I ran into a clever trick while reading the solutions here https://codeforces.me/blog/entry/133382 (look at problem 2006C, "Implementation — Two Pointers")
The problem is: let's say there's an array $$$a$$$ and an associative operation $$${*}$$$ and we are interested in computing $$${f(l, r) := a_l * a_{l+1} * \ldots * a_r}$$$ , where we want to be able to increment $$$l$$$ or $$$r$$$ and easily recompute $$$f$$$. If we can do that, then we can solve all kinds of two-pointer-style problems.
If $$$f$$$ is invertible, e.g. addition, we can easily do this by just keeping track of a single aggregated value. But what if $$$f$$$ is something like $$$\gcd$$$? In this case, this simple solution won't work. But there is a trick.
With the simple solution, the hard part is incrementing $$$l$$$ because if we only keep the aggregated value for $$$f(l, r)$$$, we can't recover the value for $$$f(l+1, r)$$$. To do that we would ideally need to keep a list of values $$$f(l, r), f(l+1, r), \ldots, f(r,r)$$$ and then incrementing $$$l$$$ would just involve popping the front of the list. But then, incrementing $$$r$$$ is hard because we'd need to recompute the whole list.

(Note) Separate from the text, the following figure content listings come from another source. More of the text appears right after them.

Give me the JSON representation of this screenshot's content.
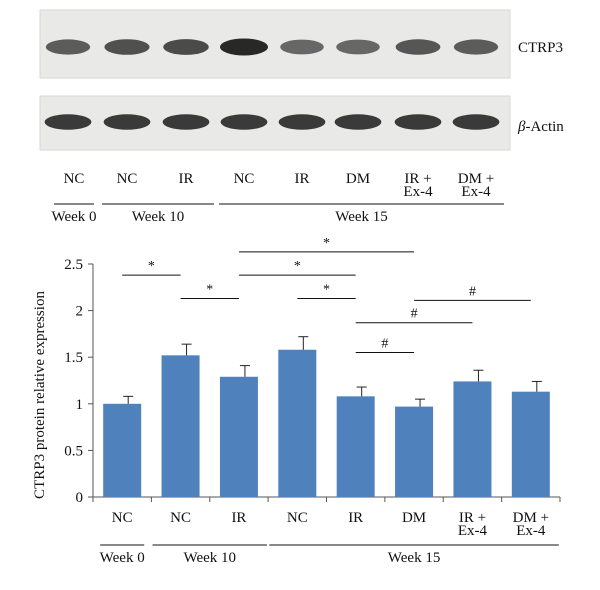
{
  "blot": {
    "bands": [
      {
        "label": "CTRP3",
        "label_prefix": "",
        "intensities": [
          0.55,
          0.65,
          0.7,
          1.0,
          0.45,
          0.45,
          0.6,
          0.55
        ]
      },
      {
        "label": "-Actin",
        "label_prefix": "β",
        "intensities": [
          0.85,
          0.85,
          0.85,
          0.85,
          0.85,
          0.85,
          0.85,
          0.85
        ]
      }
    ],
    "lanes": [
      {
        "line1": "NC",
        "line2": ""
      },
      {
        "line1": "NC",
        "line2": ""
      },
      {
        "line1": "IR",
        "line2": ""
      },
      {
        "line1": "NC",
        "line2": ""
      },
      {
        "line1": "IR",
        "line2": ""
      },
      {
        "line1": "DM",
        "line2": ""
      },
      {
        "line1": "IR +",
        "line2": "Ex-4"
      },
      {
        "line1": "DM +",
        "line2": "Ex-4"
      }
    ],
    "groups": [
      {
        "label": "Week 0",
        "lanes": [
          0,
          0
        ]
      },
      {
        "label": "Week 10",
        "lanes": [
          1,
          2
        ]
      },
      {
        "label": "Week 15",
        "lanes": [
          3,
          7
        ]
      }
    ]
  },
  "chart_data": {
    "type": "bar",
    "ylabel": "CTRP3 protein relative expression",
    "ylim": [
      0,
      2.5
    ],
    "yticks": [
      "0",
      "0.5",
      "1",
      "1.5",
      "2",
      "2.5"
    ],
    "categories": [
      {
        "line1": "NC",
        "line2": ""
      },
      {
        "line1": "NC",
        "line2": ""
      },
      {
        "line1": "IR",
        "line2": ""
      },
      {
        "line1": "NC",
        "line2": ""
      },
      {
        "line1": "IR",
        "line2": ""
      },
      {
        "line1": "DM",
        "line2": ""
      },
      {
        "line1": "IR +",
        "line2": "Ex-4"
      },
      {
        "line1": "DM +",
        "line2": "Ex-4"
      }
    ],
    "values": [
      1.0,
      1.52,
      1.29,
      1.58,
      1.08,
      0.97,
      1.24,
      1.13
    ],
    "errors": [
      0.08,
      0.12,
      0.12,
      0.14,
      0.1,
      0.08,
      0.12,
      0.11
    ],
    "bar_color": "#4f81bd",
    "groups": [
      {
        "label": "Week 0",
        "bars": [
          0,
          0
        ]
      },
      {
        "label": "Week 10",
        "bars": [
          1,
          2
        ]
      },
      {
        "label": "Week 15",
        "bars": [
          3,
          7
        ]
      }
    ],
    "significance": [
      {
        "from": 0,
        "to": 1,
        "symbol": "*",
        "y": 2.38
      },
      {
        "from": 2,
        "to": 5,
        "symbol": "*",
        "y": 2.63
      },
      {
        "from": 2,
        "to": 4,
        "symbol": "*",
        "y": 2.38
      },
      {
        "from": 1,
        "to": 2,
        "symbol": "*",
        "y": 2.13
      },
      {
        "from": 3,
        "to": 4,
        "symbol": "*",
        "y": 2.13
      },
      {
        "from": 4,
        "to": 6,
        "symbol": "#",
        "y": 1.87
      },
      {
        "from": 5,
        "to": 7,
        "symbol": "#",
        "y": 2.11
      },
      {
        "from": 4,
        "to": 5,
        "symbol": "#",
        "y": 1.55
      }
    ],
    "grid": false
  }
}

To combine these two approaches, we keep $$$f(l, m), f(l+1, m), \ldots, f(m, m)$$$ for some intermediate $$$m$$$, and also $$$f(m+1, r)$$$. In the beginning, $$$l=m=r=0$$$ . Then:
- to increment $$$r$$$ we simply recompute the tail value by taking $$$f(m+1, r+1)=f(m+1, r) * a_{r+1}$$$
- to increment $$$l$$$:
- if $$$l < m$$$ we pop the list.
- otherwise, $$$l = m$$$. We set $$$m := r$$$, and recompute the whole list from $$$l$$$ to $$$r$$$. This may seem slow but the subarrays recomputed in this manner don't overlap and therefore this has amortized constant cost.
- to query $$$f(l, r)$$$ we simply compute $$$f(l, m) * f(m+1, r)$$$.
- EDIT: we can decrement l too! Just compute $$$f(l-1, m)$$$ and push to the front of the list. This doesn't break the amortized performance because we never decrement $$$m$$$.
That's it!
Note that this requires we never increment $$$r$$$, so it doesn't fit every problem.
Does this trick have a name? Is it "lore"? I haven't seen it before. But it's been a while since I've done a contest (hard to find time these days...) so maybe it's already well known. For those who haven't seen it, hopefully you find it interesting!